El estilo artístico de Mabe evolucionó dramáticamente con el tiempo, abrazando técnicas de Pintura Campo Color reminiscentes de Mark Rothko y Willem de Kooning. Caracterizado por lienzos extensos dominados por tonos luminosos – frecuentemente amarillos cálidos y rojos –, sus obras rechazaban la imagen representacional en favor de composiciones emocionalmente resonantes que priorizaban la textura y la graduación tonal. El Grupo Seibi colectivo, fundado en 1963, proporcionó un apoyo crucial para explorar estas elecciones estilísticas y participar en diálogos con otros artistas que compartían ambiciones similares. Este grupo comprometido con la abstracción reflejó el deseo propio de Mabe por trascender los límites convencionales de las tradiciones artísticas.

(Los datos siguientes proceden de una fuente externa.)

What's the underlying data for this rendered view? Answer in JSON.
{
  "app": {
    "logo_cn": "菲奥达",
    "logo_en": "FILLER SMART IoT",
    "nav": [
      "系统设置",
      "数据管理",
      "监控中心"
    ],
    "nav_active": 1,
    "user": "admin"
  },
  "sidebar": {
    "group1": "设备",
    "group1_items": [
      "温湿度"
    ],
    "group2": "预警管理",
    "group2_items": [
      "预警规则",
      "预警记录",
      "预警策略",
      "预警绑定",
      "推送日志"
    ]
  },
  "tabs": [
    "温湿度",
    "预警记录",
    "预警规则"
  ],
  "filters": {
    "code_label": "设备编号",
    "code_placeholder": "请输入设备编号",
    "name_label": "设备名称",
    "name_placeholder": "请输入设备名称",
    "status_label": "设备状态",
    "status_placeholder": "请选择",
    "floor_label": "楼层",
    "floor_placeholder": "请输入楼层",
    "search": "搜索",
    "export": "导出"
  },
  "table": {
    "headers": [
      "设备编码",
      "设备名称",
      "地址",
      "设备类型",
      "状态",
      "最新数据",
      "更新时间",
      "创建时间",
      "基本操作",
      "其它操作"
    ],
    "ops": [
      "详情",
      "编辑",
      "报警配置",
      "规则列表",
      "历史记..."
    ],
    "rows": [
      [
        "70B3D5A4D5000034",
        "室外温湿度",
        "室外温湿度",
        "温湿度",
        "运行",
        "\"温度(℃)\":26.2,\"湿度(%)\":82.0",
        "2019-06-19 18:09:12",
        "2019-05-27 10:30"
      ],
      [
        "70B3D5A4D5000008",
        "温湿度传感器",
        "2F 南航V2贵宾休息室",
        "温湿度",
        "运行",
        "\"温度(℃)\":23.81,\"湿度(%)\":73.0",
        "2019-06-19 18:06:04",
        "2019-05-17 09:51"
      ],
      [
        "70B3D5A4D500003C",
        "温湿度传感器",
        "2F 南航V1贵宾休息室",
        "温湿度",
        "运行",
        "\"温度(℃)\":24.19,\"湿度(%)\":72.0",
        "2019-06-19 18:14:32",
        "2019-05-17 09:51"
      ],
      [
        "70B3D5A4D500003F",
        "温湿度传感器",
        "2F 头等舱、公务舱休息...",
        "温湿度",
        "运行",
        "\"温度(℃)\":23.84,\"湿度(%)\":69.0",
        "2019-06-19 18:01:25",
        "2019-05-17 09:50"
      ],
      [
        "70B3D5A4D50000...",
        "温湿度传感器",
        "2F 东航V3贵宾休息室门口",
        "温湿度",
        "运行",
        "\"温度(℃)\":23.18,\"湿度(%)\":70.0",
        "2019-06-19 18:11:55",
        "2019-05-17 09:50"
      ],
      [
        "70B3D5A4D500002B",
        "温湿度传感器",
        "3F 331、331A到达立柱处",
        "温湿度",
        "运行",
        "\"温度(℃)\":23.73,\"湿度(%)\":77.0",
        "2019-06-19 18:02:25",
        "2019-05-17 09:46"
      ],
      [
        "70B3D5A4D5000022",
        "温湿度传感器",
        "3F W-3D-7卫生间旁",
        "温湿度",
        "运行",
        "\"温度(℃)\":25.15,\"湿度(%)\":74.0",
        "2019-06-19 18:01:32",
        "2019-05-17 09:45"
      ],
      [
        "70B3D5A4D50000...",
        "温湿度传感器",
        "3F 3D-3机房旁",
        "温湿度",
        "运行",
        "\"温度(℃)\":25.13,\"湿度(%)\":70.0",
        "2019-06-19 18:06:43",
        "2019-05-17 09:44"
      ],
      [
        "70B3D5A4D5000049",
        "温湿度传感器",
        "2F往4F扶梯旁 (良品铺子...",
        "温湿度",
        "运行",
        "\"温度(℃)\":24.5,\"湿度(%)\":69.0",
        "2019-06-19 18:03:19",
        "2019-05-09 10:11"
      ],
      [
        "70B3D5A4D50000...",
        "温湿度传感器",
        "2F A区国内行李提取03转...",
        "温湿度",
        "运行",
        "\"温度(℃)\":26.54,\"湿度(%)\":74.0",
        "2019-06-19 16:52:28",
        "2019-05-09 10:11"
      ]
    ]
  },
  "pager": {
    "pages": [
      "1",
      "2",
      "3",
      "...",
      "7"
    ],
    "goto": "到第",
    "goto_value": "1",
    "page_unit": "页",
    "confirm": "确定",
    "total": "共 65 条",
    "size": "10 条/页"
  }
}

La desaparición del vuelo 707 no representa simplemente una tragedia artística sino también una profunda ruptura en el intercambio cultural entre Japón y Brasil. Las pinturas perdidas, consideradas por muchos críticos como su obra maestra – piezas como “TA SO GA RE” y “Esperança du Jouém” –, estaban destinadas a enriquecer aún más el discurso sobre la historia del arte brasileño. Estas lienzos ejemplifican su maestría en la Pintura Campo Color, capturando paisajes serenos en tonos evocadores y demostrando una sensibilidad excepcional hacia la textura y la armonía visual. La ausencia de estas obras subraya el impacto perdurable de la visión artística de Mabe sobre el patrimonio cultural de ambas naciones.
A pesar de las circunstancias dolorosas que rodearon su fallecimiento en São Paulo en 1997, el legado de Manabu Mabe persiste a través de reproducciones de sus pinturas supervivientes – principalmente alojadas en instituciones como MASP y MoMA –, y continúa cautivando al público mundial. Su obra permanece testimonio del poder transformador de la abstracción y sirve como un recuerdo constante de un artista cuyo brillo fue tragicamente truncado, dejando atrás una rica tapiz de color y emoción que seguirá inspirando a generaciones futuras de artistas y amantes del arte.